Trabalhadores participam na greve de 24 horas das redações do Jornal de Notícias, TSF, O Jogo e Diário de Notícias, detidas pelo Global Media Group (GMG).MIGUEL A. LOPES/LUSA

A assinatura do acordo visou também assegurar transferência do dinheiro necessário para serem efetuados os pagamentos dos salários em atraso de janeiro, que começaram a ser pagos no dia seguinte à assinatura do acordo de compra.

A Global Media começou no final do ano passado a atravessar um período conturbado e de falta de liquidez, o que levou a pagamentos em atraso – incluindo o ordenado de dezembro e o subsídio de natal – que fez com que o grupo enfrentasse em janeiro uma paralisação conjunta dos trabalhadores do Jornal de Notícias, Diário de Notícias, TSF e O Jogo e Dinheiro Vivo.

A 18 de janeiro soube-se que o WOF não ia avançar com a transferência para pagar os salários em atraso de dezembro até que a decisão da ERC quanto à questão da transparência fosse conhecida e que fosse concluído o processo de arresto avançado em janeiro por Marco Galinha para garantir os seus direitos na Global Media, da qual tem 17,59% do capital, por via indireta.

Antes da greve conjunta, o Jornal de Notícias e a TSF também já tinham feito greves, com o jornal a não ter chegado às bancas pela primeira vez em mais de 30 anos e com os microfones da rádio a serem desligados pela primeira vez em 35 anos. A paralisação do JN foi motivada em grande medida pela decisão da administração do grupo de rescindir com entre a 150 a 200 trabalhadores do grupo. A da TSF, anterior, com a saída do então diretor, Domingos de Andrade, e com travagem dos aumentos de ordenado, proposta pela anterior administração.

Vários dos decisores envolvidos na crise que assola a Global Media foram também ouvidos em comissão parlamentar, como Marco Galinha que referiu que a situação financeira do Global Media Group “não pode ser assim tão má” como era advogado por José Paulo Fafe, pois recebeu quatro propostas para a sua compra.

José Paulo Fafe também foi ouvido no parlamento, onde defendeu que o fundo WOF “cumpriu todas as obrigações até agora” e que todas as decisões do grupo foram “aprovadas por unanimidade, sem que na comissão executiva conste nenhum voto contra ou mesmo abstenção”.

Foram ainda ouvidos outras personalidades como Domingos de Andrade, ex-administrador do GMG e diretor da TSF, ou Pedro Adão e Silva, ministro da Cultura.

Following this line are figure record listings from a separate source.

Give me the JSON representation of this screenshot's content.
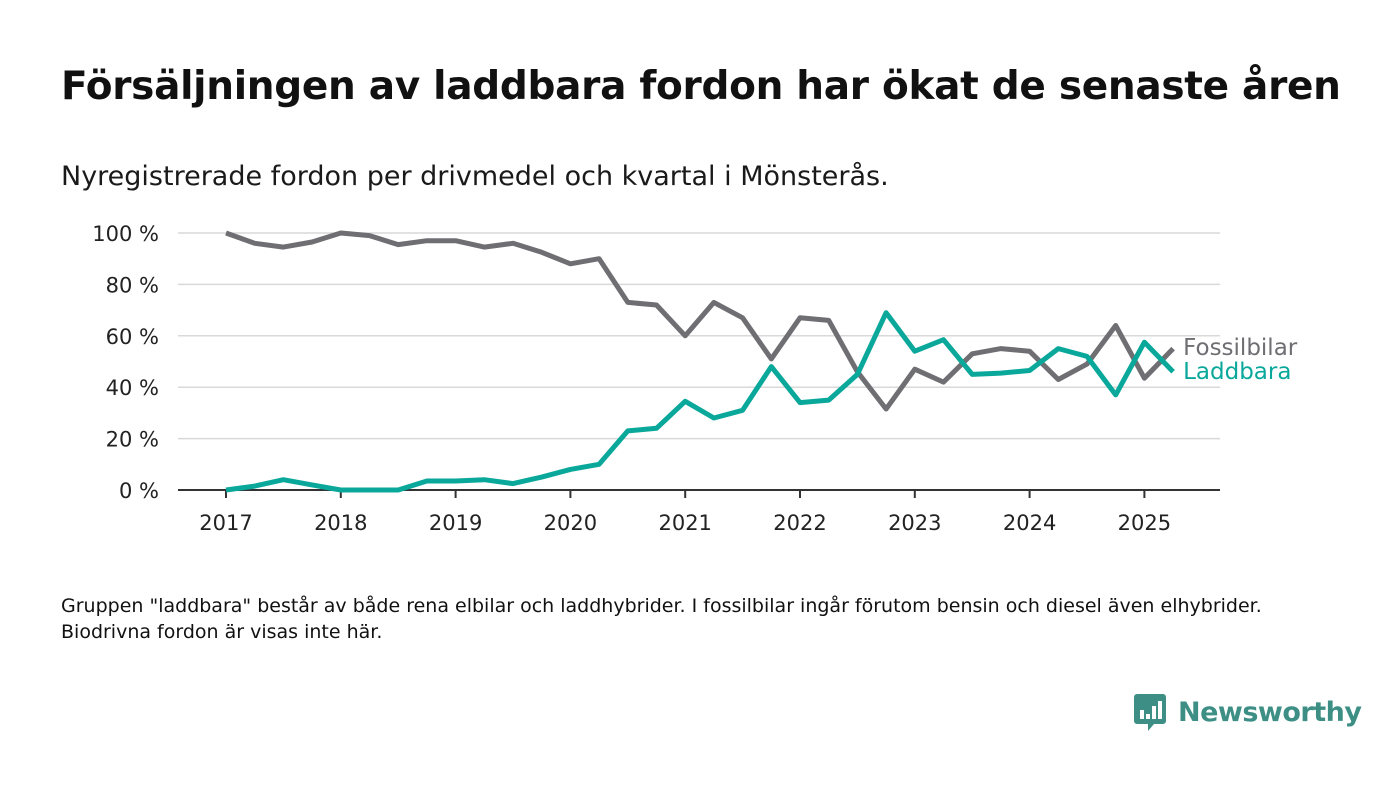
{
  "title": "Försäljningen av laddbara fordon har ökat de senaste åren",
  "subtitle": "Nyregistrerade fordon per drivmedel och kvartal i Mönsterås.",
  "note": "Gruppen \"laddbara\" består av både rena elbilar och laddhybrider. I fossilbilar ingår förutom bensin och diesel även elhybrider. Biodrivna fordon är visas inte här.",
  "brand": {
    "name": "Newsworthy",
    "icon": "newsworthy-logo-icon",
    "color": "#3d8f85"
  },
  "chart_data": {
    "type": "line",
    "x_unit": "quarter",
    "x": [
      "2017Q1",
      "2017Q2",
      "2017Q3",
      "2017Q4",
      "2018Q1",
      "2018Q2",
      "2018Q3",
      "2018Q4",
      "2019Q1",
      "2019Q2",
      "2019Q3",
      "2019Q4",
      "2020Q1",
      "2020Q2",
      "2020Q3",
      "2020Q4",
      "2021Q1",
      "2021Q2",
      "2021Q3",
      "2021Q4",
      "2022Q1",
      "2022Q2",
      "2022Q3",
      "2022Q4",
      "2023Q1",
      "2023Q2",
      "2023Q3",
      "2023Q4",
      "2024Q1",
      "2024Q2",
      "2024Q3",
      "2024Q4",
      "2025Q1",
      "2025Q2"
    ],
    "series": [
      {
        "name": "Fossilbilar",
        "color": "#6e6e73",
        "values": [
          100,
          96,
          94.5,
          96.5,
          100,
          99,
          95.5,
          97,
          97,
          94.5,
          96,
          92.5,
          88,
          90,
          73,
          72,
          60,
          73,
          67,
          51,
          67,
          66,
          46,
          31.5,
          47,
          42,
          53,
          55,
          54,
          43,
          49,
          64,
          43.5,
          55
        ]
      },
      {
        "name": "Laddbara",
        "color": "#0aa89b",
        "values": [
          0,
          1.5,
          4,
          2,
          0,
          0,
          0,
          3.5,
          3.5,
          4,
          2.5,
          5,
          8,
          10,
          23,
          24,
          34.5,
          28,
          31,
          48,
          34,
          35,
          45,
          69,
          54,
          58.5,
          45,
          45.5,
          46.5,
          55,
          52,
          37,
          57.5,
          46
        ]
      }
    ],
    "x_ticks": [
      "2017",
      "2018",
      "2019",
      "2020",
      "2021",
      "2022",
      "2023",
      "2024",
      "2025"
    ],
    "y_ticks": [
      "0 %",
      "20 %",
      "40 %",
      "60 %",
      "80 %",
      "100 %"
    ],
    "ylim": [
      0,
      100
    ],
    "grid": true,
    "legend": "line-end labels"
  }
}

Domingos de Andrade foi afastado do conselho de administração da Global Media em setembro, aquando das entradas de José Paulo Fafe – que foi depois nomeado CEO – e de Diogo Agostinho e Filipe Nascimento, que se juntaram a Marco Galinha, Paulo de Lima de Carvalho, António Manuel Mendes Ferreira e Kevin Ho. Em janeiro, Paulo de Lima de Carvalho e Filipe Nascimento demitiram-se, deixando a comissão executiva apenas com José Paulo Fafe e Marco Galinha.